Scarborough is the Quebec of Toronto. When asked what city they live in, people in Scarborough will consistently say or write “Scarborough” rather than “Toronto.” Scarborough shows that Toronto politics is coloured by pre-amalgamation identities.
In 2006 every ward in Scarborough went for David Miller, in 2010 every ward in Scarborough went for Rob Ford. Those two politicians are not terribly similar, but Scarborough went all in for both. What Miller and Ford had in common was a populist image, hence Scarborough.
Scarborough has picked the winner in 4 out of 6 Toronto municipal elections. If you’re running for mayor of Toronto you don’t necessarily have to win Scarborough, but you have to get a lot of votes there.

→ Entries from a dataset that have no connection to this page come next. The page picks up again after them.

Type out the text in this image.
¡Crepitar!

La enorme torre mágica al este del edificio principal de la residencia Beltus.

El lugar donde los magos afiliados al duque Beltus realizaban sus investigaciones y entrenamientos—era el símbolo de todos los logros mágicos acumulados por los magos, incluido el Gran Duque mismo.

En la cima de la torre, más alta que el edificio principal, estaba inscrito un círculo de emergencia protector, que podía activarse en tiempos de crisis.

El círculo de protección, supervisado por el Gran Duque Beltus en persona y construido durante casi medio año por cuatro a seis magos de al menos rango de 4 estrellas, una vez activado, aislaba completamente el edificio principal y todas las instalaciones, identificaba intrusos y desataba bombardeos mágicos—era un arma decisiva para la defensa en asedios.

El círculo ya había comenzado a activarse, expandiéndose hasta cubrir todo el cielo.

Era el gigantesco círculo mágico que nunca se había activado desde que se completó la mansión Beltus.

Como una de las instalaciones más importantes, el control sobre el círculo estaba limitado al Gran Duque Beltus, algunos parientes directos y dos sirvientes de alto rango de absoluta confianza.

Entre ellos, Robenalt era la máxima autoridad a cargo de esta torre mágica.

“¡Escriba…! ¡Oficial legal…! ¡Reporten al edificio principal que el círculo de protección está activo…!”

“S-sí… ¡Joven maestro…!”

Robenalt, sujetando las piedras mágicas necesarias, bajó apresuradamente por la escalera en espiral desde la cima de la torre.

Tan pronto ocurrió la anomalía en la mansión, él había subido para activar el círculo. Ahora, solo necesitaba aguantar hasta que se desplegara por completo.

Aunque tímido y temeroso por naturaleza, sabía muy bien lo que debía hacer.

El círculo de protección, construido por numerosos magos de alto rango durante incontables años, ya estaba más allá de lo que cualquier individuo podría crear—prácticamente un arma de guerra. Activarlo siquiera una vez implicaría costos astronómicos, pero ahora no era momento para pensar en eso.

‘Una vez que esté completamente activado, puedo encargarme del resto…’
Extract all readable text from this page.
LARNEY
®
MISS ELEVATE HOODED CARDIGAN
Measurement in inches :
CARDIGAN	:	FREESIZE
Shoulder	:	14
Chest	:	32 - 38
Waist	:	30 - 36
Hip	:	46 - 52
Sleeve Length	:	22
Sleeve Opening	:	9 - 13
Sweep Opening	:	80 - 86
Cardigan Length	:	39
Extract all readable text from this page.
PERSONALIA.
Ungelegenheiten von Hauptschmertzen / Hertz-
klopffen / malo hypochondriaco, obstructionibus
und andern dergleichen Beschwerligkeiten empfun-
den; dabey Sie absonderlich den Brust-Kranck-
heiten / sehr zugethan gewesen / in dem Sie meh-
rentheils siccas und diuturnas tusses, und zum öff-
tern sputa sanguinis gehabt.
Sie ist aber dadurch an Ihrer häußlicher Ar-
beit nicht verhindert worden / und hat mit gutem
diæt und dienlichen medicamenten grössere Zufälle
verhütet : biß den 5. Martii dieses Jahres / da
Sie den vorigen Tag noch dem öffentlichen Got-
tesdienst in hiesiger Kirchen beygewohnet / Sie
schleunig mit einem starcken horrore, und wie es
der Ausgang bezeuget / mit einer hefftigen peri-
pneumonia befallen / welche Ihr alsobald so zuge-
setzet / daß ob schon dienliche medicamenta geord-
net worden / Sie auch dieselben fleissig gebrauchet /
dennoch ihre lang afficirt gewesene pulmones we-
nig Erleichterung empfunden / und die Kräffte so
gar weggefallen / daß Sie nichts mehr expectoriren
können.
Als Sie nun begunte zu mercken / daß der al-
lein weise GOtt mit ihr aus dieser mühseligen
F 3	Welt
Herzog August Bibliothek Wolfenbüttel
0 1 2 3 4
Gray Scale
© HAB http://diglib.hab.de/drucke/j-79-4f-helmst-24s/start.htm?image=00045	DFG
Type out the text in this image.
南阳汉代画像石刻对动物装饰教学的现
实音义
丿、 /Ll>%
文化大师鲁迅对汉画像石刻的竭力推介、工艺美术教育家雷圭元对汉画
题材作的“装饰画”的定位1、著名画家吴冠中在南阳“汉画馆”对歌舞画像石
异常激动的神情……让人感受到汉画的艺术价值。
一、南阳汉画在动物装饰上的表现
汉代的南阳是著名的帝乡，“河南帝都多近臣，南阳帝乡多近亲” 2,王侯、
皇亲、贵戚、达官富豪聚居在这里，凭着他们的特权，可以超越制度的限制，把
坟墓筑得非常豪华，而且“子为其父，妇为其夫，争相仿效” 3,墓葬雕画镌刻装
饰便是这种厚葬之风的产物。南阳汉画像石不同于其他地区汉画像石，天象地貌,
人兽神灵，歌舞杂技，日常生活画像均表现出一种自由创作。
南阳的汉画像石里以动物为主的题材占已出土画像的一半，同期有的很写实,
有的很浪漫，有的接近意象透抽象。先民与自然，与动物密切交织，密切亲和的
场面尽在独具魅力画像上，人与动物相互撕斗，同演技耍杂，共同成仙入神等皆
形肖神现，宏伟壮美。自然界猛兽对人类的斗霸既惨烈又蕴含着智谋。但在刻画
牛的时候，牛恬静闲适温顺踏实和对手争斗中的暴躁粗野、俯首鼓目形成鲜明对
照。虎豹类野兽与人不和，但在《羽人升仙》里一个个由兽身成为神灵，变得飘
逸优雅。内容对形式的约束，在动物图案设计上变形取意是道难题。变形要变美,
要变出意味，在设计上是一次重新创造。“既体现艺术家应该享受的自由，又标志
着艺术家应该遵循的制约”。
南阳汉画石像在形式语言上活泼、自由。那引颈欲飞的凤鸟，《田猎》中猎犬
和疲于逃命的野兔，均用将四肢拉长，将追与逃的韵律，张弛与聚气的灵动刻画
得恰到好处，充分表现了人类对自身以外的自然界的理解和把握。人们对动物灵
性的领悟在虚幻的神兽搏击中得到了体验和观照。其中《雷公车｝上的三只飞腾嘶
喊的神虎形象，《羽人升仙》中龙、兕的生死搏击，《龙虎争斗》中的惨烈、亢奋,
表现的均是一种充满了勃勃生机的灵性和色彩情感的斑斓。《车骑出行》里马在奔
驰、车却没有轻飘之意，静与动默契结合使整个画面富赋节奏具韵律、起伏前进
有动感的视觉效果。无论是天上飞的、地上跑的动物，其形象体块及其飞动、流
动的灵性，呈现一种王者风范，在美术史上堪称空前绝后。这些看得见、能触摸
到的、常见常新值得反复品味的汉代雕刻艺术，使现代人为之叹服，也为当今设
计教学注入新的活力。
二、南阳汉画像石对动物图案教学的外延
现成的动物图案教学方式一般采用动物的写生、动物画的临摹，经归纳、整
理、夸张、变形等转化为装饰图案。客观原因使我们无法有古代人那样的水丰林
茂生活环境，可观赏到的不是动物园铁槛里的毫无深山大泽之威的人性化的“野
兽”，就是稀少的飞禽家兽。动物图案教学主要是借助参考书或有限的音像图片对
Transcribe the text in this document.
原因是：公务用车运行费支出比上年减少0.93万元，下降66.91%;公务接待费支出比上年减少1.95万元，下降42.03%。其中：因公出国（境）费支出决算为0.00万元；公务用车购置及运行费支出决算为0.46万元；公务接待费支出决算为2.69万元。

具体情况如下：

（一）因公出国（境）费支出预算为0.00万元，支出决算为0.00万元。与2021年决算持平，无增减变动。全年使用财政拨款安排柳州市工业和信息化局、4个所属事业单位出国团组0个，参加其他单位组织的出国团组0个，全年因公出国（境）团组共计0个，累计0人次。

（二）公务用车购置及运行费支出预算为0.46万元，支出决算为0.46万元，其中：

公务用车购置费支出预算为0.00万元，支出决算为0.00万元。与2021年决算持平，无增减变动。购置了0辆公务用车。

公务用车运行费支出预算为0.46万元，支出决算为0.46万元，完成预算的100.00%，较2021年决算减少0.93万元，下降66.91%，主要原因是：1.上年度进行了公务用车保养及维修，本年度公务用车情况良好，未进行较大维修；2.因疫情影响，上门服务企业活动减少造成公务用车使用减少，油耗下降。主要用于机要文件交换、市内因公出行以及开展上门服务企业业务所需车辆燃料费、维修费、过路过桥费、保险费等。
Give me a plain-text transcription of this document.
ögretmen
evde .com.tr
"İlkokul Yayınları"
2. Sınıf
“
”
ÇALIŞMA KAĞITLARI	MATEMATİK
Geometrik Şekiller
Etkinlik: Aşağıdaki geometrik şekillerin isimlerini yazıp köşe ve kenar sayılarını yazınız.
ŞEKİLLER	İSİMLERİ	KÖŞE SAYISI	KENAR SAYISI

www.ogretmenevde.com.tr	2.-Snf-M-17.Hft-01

Because Scarborough is the key to Toronto politics, something labeled “the Scarborough Subway” had to go ahead no matter how ill-advised. Anyone with political aspirations at the “megacity,” GTA or provincial level has to keep Scarborough in mind.
Scarborough dwarfs East York, York and Etobicoke in population, and has approximately the same number of people as North York (630,000 in Scarborough vs. 670,000 in North York as of 2016). But -and this is key- Scarborough is geographically the biggest of the pre-amalgamation cities and the least accessible by transit, meaning you have to work harder to get votes there.
Scarborough is home to the most “people of colour” of all the pre-amalgamation cities as well as a substantial number of first-generation immigrants. Particularly at the municipal level, these voters are more “up for grabs” than white voters and longer-standing residents.
Scarborough has an underdog/working class identity. Scarborough is the Liverpool of Toronto. In Toronto politics, you can count on concerns about Scarborough getting its “fair share” coming into play. Some in Toronto mock Scarborough, but if you want to win in Toronto politics you have to love Scarborough.